Windows fans have a lot working against them these days, as would users of any platform with a relatively small and stagnant market share. Not only are they being pressured towards the much larger Android and iOS camps and their bountiful app stores, they are facing an almost monopolistic hold on the device choice by the maker of the platform. It’s an awful situation to be in as a consumer, and one whose extrication can be easily forgiven: there’s no prize for being the last man standing in support of a well-loved, but not super popular, operating system.

I guess my major takeaway here is to implore fans to temper their public criticisms of these upcoming devices, bearing in mind that the people who made them were forced to do so under the most inhospitable conditions. Whether you’re a pure Windows lover, or a former Nokia devotee, you surely understand that Team Espoo has been tasked with a nearly impossible goal, which is to create tent-pole devices during a time that their employment and working environments have never been in greater turmoil.

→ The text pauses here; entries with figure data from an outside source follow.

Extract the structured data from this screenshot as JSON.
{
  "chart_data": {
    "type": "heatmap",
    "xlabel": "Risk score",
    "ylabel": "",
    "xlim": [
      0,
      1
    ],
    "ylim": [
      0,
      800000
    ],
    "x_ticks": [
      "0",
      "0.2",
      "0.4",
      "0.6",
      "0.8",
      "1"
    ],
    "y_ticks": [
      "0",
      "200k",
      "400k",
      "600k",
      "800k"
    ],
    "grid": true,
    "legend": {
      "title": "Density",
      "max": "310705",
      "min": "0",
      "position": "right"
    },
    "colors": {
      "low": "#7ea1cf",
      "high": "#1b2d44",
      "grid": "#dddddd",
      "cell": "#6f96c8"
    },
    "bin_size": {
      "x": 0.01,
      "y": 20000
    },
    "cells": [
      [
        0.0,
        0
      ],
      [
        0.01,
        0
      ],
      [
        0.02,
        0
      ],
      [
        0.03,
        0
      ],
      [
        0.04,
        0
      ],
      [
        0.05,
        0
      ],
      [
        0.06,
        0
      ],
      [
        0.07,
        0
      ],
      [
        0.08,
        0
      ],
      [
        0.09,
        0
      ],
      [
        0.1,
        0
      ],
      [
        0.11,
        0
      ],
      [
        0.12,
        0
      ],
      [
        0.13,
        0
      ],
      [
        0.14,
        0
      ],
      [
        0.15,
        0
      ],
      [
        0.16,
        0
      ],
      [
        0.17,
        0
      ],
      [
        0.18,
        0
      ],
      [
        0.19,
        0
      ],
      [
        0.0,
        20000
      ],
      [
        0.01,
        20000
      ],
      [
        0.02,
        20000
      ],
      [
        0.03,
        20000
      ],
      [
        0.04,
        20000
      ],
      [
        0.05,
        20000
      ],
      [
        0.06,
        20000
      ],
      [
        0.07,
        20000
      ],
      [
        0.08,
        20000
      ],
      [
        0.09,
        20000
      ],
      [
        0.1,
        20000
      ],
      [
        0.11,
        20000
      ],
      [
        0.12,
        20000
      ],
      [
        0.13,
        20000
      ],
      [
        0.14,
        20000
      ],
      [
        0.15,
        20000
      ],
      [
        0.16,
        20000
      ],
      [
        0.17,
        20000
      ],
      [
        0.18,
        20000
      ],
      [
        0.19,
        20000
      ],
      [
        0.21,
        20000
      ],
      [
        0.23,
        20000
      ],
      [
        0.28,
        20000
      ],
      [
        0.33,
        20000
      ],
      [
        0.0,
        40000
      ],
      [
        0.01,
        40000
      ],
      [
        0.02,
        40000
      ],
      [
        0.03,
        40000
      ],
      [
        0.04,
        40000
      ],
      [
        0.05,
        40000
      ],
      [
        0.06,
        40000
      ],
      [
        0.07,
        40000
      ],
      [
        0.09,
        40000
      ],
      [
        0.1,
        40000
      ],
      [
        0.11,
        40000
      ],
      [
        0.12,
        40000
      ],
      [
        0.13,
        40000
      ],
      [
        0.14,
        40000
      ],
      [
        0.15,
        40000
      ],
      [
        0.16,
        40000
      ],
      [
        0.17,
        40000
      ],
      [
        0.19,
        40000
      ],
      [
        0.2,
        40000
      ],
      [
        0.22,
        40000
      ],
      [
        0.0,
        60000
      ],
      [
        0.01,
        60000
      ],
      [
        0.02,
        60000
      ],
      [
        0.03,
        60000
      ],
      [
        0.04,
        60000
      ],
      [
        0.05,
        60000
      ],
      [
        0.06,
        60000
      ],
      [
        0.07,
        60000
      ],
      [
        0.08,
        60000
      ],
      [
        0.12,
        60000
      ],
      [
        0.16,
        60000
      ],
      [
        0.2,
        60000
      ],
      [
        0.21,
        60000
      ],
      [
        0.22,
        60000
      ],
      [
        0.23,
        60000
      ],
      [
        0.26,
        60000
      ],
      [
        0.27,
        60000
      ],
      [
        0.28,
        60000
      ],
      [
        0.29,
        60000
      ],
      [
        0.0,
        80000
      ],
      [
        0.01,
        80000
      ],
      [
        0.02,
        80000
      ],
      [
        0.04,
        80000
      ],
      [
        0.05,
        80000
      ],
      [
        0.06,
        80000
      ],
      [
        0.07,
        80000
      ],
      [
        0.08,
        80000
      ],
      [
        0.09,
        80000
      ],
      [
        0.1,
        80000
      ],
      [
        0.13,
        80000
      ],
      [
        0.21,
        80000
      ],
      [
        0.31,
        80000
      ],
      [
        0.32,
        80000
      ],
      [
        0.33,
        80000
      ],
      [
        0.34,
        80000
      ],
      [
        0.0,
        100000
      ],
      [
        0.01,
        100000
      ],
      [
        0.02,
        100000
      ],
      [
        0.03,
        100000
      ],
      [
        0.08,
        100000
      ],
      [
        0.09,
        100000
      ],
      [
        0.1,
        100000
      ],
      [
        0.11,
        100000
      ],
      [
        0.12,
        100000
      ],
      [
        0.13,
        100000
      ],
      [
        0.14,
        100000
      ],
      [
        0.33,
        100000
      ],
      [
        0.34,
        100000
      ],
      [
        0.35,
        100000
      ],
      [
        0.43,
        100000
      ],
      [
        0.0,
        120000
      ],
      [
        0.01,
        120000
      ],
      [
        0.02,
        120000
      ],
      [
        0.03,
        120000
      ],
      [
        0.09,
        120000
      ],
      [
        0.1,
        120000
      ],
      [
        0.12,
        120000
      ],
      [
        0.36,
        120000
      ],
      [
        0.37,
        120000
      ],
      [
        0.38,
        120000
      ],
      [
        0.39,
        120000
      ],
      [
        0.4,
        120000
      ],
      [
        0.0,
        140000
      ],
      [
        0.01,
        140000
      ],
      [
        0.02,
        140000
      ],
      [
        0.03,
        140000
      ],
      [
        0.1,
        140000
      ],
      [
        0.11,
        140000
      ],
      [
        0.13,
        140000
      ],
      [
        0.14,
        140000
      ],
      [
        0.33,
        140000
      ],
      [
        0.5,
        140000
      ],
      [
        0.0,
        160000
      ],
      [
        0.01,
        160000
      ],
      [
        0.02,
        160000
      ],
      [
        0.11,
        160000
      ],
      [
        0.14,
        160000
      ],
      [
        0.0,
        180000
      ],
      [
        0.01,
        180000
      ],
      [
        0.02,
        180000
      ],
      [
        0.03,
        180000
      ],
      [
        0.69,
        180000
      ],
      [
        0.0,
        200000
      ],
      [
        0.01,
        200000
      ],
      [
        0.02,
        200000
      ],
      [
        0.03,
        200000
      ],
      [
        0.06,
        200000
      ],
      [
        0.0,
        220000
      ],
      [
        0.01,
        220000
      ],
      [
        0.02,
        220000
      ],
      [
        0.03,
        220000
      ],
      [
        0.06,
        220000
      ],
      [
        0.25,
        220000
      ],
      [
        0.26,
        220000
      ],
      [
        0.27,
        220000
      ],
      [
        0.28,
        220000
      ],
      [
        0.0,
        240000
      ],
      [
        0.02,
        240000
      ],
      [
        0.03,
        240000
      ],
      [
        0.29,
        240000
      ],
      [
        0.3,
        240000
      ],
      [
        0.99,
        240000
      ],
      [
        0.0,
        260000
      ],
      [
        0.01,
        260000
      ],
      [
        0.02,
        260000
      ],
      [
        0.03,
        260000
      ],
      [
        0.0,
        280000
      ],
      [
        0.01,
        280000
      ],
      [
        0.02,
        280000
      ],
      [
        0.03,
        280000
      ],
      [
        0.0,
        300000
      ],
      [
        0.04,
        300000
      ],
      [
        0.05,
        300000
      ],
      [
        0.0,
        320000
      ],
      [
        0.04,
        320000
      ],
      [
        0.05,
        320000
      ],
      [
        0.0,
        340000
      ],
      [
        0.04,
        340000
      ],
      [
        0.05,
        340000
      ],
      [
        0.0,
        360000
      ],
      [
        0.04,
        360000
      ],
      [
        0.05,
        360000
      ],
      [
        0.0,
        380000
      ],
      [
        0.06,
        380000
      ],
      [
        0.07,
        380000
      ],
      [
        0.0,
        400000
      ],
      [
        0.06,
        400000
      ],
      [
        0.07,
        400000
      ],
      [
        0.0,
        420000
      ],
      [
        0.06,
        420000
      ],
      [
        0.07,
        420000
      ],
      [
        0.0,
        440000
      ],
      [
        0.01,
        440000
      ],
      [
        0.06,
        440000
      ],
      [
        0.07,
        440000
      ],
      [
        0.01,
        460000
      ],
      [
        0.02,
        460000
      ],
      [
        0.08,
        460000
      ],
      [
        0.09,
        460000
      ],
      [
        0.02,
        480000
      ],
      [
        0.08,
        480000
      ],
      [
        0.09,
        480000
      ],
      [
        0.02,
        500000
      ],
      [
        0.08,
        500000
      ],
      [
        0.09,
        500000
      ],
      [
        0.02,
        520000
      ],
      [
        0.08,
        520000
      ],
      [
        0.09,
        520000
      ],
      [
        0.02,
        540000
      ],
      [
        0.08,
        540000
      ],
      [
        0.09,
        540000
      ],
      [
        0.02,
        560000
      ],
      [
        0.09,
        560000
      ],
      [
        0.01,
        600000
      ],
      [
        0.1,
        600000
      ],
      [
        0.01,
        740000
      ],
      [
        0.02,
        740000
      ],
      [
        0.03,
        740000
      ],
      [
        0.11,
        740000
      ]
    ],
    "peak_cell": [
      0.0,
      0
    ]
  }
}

Wait until you actually see these phones unveiled before passing final judgment

Also, wait until you actually see these phones unveiled before passing final judgment; leaks aren’t always 100% accurate, and they often appear sterile and lifeless in imagery never intended for public consumption. Your love of Windows Phone has kept you loyal for this long, so surely you can wait to let Microsoft put its best foot forward in launching these overdue flagships next month.